My youthful ideals have not yet left me

My youthful ideals have not yet left me

People always say that you become more conservative as you get older; how youthful idealism calcifies into right wing insularity, paired with a penchant for golf jumpers, starting sentences with ‘back in my day’, and a suspicion of foreigners.

Bearing this in mind — would I wake up one morning with a wrinkly neck and an irrational preoccupation with immigration? — it seemed a good idea to get stuck in before middle age ate my ethics.

But here I am, with a neck now made of crepe paper — Nora Ephron wrote a book about this, I Feel Bad About My Neck — as my friends and I discuss, with a worrying lack of irony, the benefits of floaty scarves versus polo necks — yet there still hasn’t been an internal lurch to the right. I’m still waiting. It’s not like it’s a myth, either. I know former Marxists who grew into staunch capitalists, and one absolute gobshite who got rich in America and now votes Trump.

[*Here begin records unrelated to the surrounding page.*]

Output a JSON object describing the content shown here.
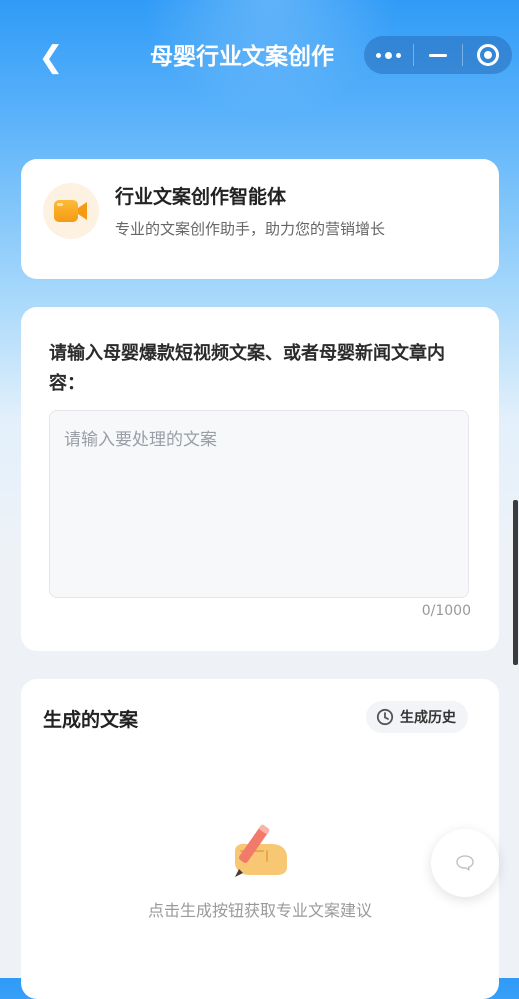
{
  "header": {
    "back_icon": "chevron-left-icon",
    "back_glyph": "❮",
    "title": "母婴行业文案创作",
    "capsule": {
      "more_icon": "more-dots-icon",
      "minimize_icon": "minimize-icon",
      "close_icon": "target-close-icon"
    }
  },
  "intro_card": {
    "icon": "video-camera-icon",
    "icon_color": "#f7a21b",
    "icon_bg": "#fdf1e2",
    "title": "行业文案创作智能体",
    "subtitle": "专业的文案创作助手，助力您的营销增长"
  },
  "input_card": {
    "prompt": "请输入母婴爆款短视频文案、或者母婴新闻文章内容：",
    "textarea": {
      "value": "",
      "placeholder": "请输入要处理的文案"
    },
    "counter": "0/1000"
  },
  "result_card": {
    "title": "生成的文案",
    "history_button": {
      "icon": "clock-icon",
      "label": "生成历史"
    },
    "empty_icon": "writing-hand-icon",
    "empty_text": "点击生成按钮获取专业文案建议"
  },
  "floating_button": {
    "icon": "chat-bubble-icon"
  },
  "colors": {
    "header_blue": "#2f9bf7",
    "text_dark": "#222222",
    "text_muted": "#9a9a9a",
    "accent_orange": "#f7a21b"
  }
}
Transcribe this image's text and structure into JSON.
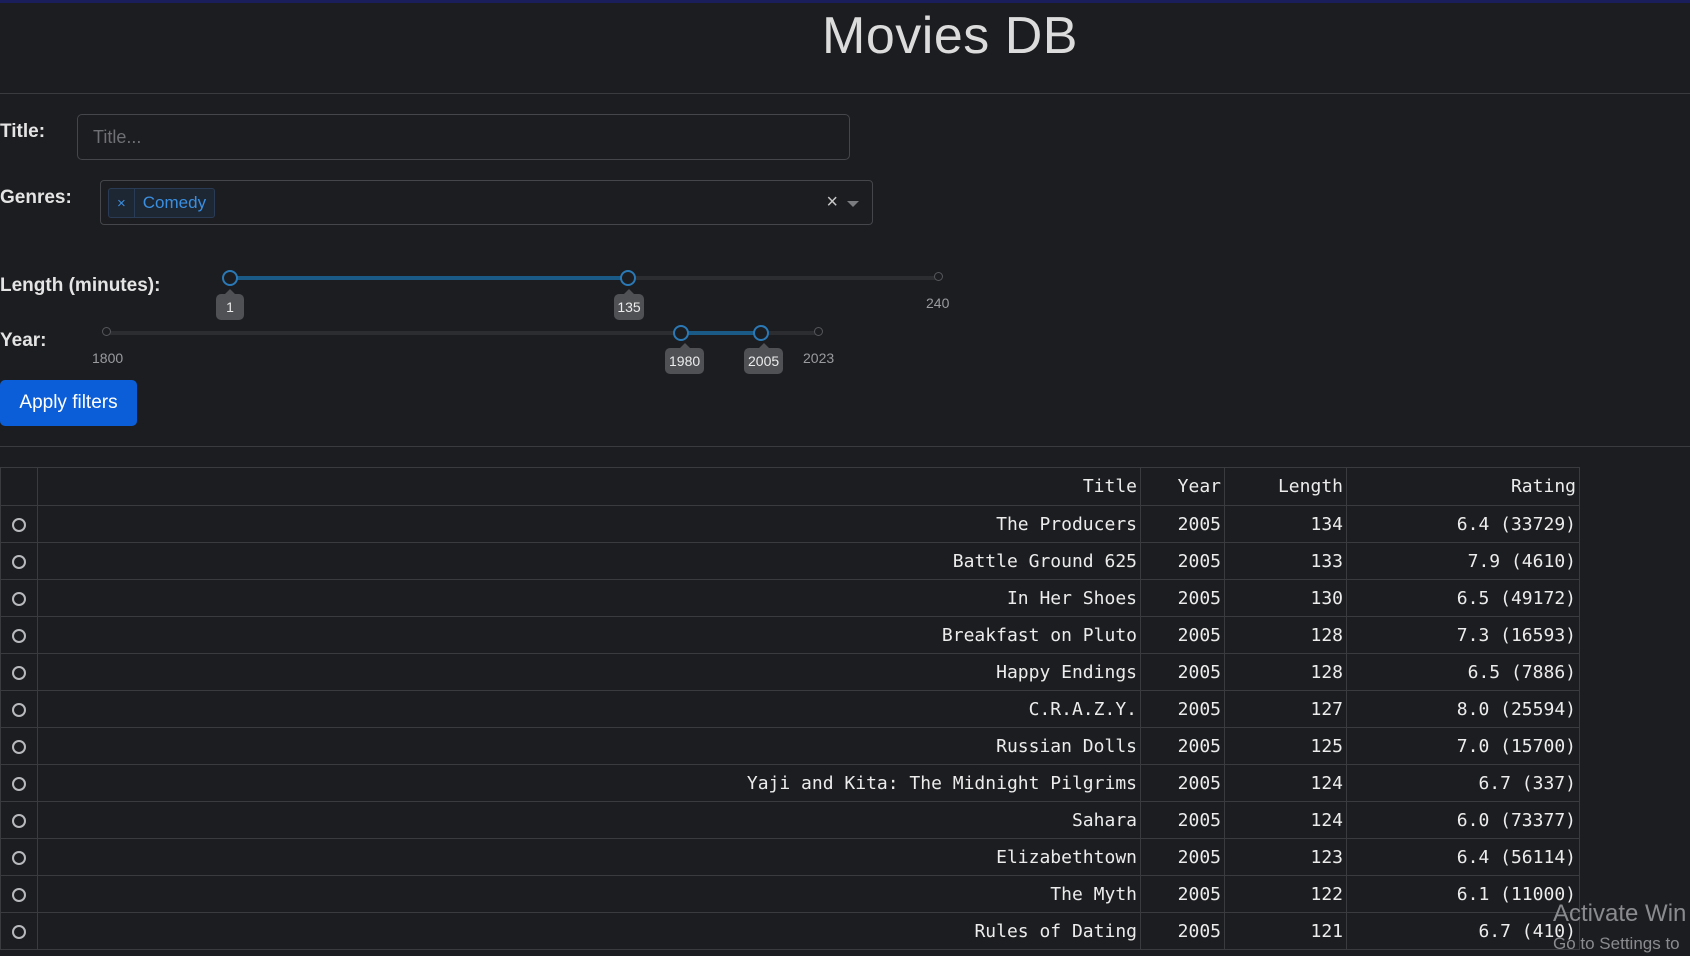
{
  "app": {
    "title": "Movies DB"
  },
  "filters": {
    "title_label": "Title:",
    "title_value": "",
    "title_placeholder": "Title...",
    "genres_label": "Genres:",
    "genres_selected": [
      "Comedy"
    ],
    "chip_remove_glyph": "×",
    "clear_glyph": "×",
    "length_label": "Length (minutes):",
    "length_min": "1",
    "length_max": "240",
    "length_range": [
      "1",
      "135"
    ],
    "year_label": "Year:",
    "year_min": "1800",
    "year_max": "2023",
    "year_range": [
      "1980",
      "2005"
    ],
    "apply_label": "Apply filters"
  },
  "table": {
    "columns": [
      "Title",
      "Year",
      "Length",
      "Rating"
    ],
    "rows": [
      [
        "The Producers",
        "2005",
        "134",
        "6.4 (33729)"
      ],
      [
        "Battle Ground 625",
        "2005",
        "133",
        "7.9 (4610)"
      ],
      [
        "In Her Shoes",
        "2005",
        "130",
        "6.5 (49172)"
      ],
      [
        "Breakfast on Pluto",
        "2005",
        "128",
        "7.3 (16593)"
      ],
      [
        "Happy Endings",
        "2005",
        "128",
        "6.5 (7886)"
      ],
      [
        "C.R.A.Z.Y.",
        "2005",
        "127",
        "8.0 (25594)"
      ],
      [
        "Russian Dolls",
        "2005",
        "125",
        "7.0 (15700)"
      ],
      [
        "Yaji and Kita: The Midnight Pilgrims",
        "2005",
        "124",
        "6.7 (337)"
      ],
      [
        "Sahara",
        "2005",
        "124",
        "6.0 (73377)"
      ],
      [
        "Elizabethtown",
        "2005",
        "123",
        "6.4 (56114)"
      ],
      [
        "The Myth",
        "2005",
        "122",
        "6.1 (11000)"
      ],
      [
        "Rules of Dating",
        "2005",
        "121",
        "6.7 (410)"
      ]
    ]
  },
  "watermark": {
    "line1": "Activate Win",
    "line2": "Go to Settings to"
  },
  "colors": {
    "accent": "#0b5ed7",
    "slider_track": "#1a5a86",
    "background": "#1c1d20"
  }
}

So you can understand my concern. If my neck can betray me overnight, so can my thinking. Yet the opposite has happened. Maybe it’s the fiery rage of menopause, maybe it’s having more freedom, now that mummying is no longer a 24/7 occupation, but instead of curling up with a copy of Good Housekeeping and an iced bun, I have been getting involved; rolling up my sleeves, turning up, getting stuck in.

Getting involved — I hate the term ‘activist’, unless you are scaling parliamentary buildings with giant drop down banners, or chaining yourself to oil rigs — is my new favourite thing

Now that my neck has officially collapsed, getting involved is the only sensible option, and will, hopefully, prevent my future transformation into some kind of nimby-assed reactionary that signs online petitions about banning the metric system and imprisoning the poor. Sitting indoors, ruminating about how the handcart to hell has already departed — with all of us in it — is futile. Worrying — while lurching to the right — never made anything better.

By getting involved — volunteering with stuff you feel strongly about, joining grassroots political movements, making sandwiches for hungry people, anything — you feel less powerless. Which feels really, really good. As the world continues to be dominated by psychopaths, you can go to bed knowing that, via your micro-actions, you have distanced yourself from the all-consuming madness.

And you’ll probably find yourself weeping with respect for young people, and the way they are rallying in the face of global catastrophe, so that instead of banging on about ‘back in my day’, you’ll be cheering them on from the sidelines of school climate strikes, while baking them vegan cupcakes. Because the great thing about getting involved is that the more you do, the more you do. It snowballs.

And being part of various, multi-generational not-for-profit movements, you forget to give a fuck about your neck.